Ford Motor Co.’s 34 percent decline marked its worst sales month this year, and the results across the industry are a strong indication that the financial turmoil that has swelled since mid-September is pushing the auto industry deeper into its trough.
General Motors Corp., buoyed by its offer of employee pricing on most of its vehicles, saw U.S. sales drop a less severe 16 percent, boosting the automaker’s market share to its best level all year.

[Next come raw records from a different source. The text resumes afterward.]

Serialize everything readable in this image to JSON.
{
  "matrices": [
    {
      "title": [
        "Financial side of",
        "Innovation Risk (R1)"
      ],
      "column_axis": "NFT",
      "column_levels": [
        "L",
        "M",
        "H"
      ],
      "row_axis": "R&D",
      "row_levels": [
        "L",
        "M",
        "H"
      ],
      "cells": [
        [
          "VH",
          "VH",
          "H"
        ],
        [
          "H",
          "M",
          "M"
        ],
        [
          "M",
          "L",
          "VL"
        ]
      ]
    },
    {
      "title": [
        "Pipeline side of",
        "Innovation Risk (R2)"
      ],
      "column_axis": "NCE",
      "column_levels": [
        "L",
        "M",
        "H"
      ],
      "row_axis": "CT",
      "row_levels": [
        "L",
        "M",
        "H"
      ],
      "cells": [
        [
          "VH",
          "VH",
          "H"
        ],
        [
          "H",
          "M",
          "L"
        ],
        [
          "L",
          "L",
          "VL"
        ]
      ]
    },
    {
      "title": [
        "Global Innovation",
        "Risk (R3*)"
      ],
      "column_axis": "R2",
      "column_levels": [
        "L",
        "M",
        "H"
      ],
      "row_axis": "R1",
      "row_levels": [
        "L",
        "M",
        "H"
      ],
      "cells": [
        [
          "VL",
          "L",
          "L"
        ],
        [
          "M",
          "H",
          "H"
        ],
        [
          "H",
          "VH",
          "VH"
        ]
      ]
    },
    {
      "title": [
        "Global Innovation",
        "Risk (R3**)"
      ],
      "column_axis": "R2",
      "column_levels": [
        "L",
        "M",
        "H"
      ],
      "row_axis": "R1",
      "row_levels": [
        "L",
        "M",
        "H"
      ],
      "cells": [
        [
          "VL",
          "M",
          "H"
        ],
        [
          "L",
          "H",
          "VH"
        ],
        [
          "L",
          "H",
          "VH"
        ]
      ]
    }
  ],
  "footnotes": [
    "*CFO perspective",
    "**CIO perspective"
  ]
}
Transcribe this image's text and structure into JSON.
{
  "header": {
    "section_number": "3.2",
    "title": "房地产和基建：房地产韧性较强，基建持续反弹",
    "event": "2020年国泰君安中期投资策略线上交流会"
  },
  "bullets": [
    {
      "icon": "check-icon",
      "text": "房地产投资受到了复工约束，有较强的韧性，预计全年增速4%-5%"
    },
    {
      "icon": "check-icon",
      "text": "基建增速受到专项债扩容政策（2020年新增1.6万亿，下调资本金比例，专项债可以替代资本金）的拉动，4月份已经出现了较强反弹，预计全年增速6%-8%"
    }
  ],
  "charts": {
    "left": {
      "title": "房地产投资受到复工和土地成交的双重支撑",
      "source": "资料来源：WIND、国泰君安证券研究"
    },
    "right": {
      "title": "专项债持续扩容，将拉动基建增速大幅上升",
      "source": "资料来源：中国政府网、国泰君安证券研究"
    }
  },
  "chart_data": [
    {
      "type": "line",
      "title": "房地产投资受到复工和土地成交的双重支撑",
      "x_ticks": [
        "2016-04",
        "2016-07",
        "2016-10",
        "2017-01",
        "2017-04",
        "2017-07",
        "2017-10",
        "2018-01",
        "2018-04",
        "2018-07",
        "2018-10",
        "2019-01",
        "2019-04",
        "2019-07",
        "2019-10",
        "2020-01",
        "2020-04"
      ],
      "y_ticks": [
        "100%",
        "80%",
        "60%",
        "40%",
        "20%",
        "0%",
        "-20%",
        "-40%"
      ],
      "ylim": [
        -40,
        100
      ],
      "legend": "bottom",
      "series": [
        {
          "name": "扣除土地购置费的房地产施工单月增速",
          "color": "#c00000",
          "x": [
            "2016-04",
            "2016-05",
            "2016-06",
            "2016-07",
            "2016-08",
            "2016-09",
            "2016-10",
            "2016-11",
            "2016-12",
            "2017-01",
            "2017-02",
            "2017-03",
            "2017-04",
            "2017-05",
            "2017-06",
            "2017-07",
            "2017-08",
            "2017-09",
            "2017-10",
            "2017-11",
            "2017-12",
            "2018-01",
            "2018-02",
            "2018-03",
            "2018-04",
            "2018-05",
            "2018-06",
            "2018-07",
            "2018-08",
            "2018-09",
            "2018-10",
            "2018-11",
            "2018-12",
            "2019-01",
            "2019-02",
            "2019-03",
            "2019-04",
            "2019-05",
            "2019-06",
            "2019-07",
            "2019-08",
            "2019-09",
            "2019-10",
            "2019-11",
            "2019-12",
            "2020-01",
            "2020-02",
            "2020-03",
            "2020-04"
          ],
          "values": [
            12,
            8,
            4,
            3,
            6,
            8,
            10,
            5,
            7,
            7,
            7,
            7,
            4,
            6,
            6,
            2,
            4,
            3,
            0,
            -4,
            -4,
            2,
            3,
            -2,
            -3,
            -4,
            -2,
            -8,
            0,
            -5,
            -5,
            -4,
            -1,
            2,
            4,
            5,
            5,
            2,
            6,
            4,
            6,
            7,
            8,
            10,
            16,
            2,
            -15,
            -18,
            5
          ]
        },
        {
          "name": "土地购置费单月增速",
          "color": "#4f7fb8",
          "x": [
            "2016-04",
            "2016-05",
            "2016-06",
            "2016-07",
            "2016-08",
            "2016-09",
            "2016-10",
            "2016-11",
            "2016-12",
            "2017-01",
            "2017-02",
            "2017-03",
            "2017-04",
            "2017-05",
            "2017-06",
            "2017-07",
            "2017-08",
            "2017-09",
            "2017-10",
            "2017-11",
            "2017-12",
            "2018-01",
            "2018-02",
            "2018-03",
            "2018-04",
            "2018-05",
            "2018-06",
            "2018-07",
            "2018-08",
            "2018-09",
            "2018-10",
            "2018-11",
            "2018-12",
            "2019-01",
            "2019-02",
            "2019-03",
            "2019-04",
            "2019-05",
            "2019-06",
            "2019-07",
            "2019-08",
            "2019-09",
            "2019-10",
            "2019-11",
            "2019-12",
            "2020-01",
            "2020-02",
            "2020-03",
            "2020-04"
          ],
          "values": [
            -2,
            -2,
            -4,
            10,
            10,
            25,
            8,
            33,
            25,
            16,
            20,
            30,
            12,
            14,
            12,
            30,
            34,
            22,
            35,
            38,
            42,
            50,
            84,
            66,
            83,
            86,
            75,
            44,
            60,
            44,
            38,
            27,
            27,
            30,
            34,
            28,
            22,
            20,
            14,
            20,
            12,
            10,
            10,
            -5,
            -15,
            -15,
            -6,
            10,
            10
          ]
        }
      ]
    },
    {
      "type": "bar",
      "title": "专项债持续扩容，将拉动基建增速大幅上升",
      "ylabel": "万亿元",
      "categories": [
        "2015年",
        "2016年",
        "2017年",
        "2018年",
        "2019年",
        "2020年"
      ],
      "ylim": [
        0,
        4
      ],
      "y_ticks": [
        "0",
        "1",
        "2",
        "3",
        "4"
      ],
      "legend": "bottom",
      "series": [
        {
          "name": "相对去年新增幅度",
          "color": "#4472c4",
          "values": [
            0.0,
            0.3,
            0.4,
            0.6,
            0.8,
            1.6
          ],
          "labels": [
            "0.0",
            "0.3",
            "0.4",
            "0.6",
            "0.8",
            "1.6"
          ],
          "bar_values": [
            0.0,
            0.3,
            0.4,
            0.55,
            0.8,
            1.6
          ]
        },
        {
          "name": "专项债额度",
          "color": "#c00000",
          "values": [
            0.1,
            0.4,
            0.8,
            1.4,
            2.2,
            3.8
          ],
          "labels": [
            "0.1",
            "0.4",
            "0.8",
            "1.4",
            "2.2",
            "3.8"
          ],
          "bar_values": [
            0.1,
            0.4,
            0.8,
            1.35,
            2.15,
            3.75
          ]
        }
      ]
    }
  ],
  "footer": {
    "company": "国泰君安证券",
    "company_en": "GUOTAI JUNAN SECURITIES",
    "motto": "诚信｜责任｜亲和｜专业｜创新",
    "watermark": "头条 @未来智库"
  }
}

Dealers from many manufacturers said their customers are having an increasingly hard time qualifying for loans to buy autos, as banks have restricted lending because of widespread mortgage defaults that led to disruptions in the financial markets and the collapse of several banks. Plus, several automakers’ finance arms have limited or discontinued leasing.
Jim Farley, Ford’s group vice president for marketing, said economic conditions have raised uncertainty among buyers.
“Even if you have good credit, there’s a reluctance to pull the trigger on a big-ticket item,” he said.
Nissan Motor Co., which posted significant sales increases in July and August, saw its sales plunge 37 percent on double-digit drops in demand for nearly every one of its models.
Chrysler LLC said its sales tumbled 33 percent, and Toyota Motor Corp.’s sales fell 32 percent. Honda Motor Co., one of the few automakers that had posted sales growth through August, reported a 24 percent drop.
George Pipas, Ford’s top sales analyst, said nearly all automakers saw “extremely weak” sales in the waning days of the month as the Wall Street crisis grew and Congress debated the government’s $700 billion bailout of the financial industry.
“It was tantamount, really, to a natural disaster,” he said.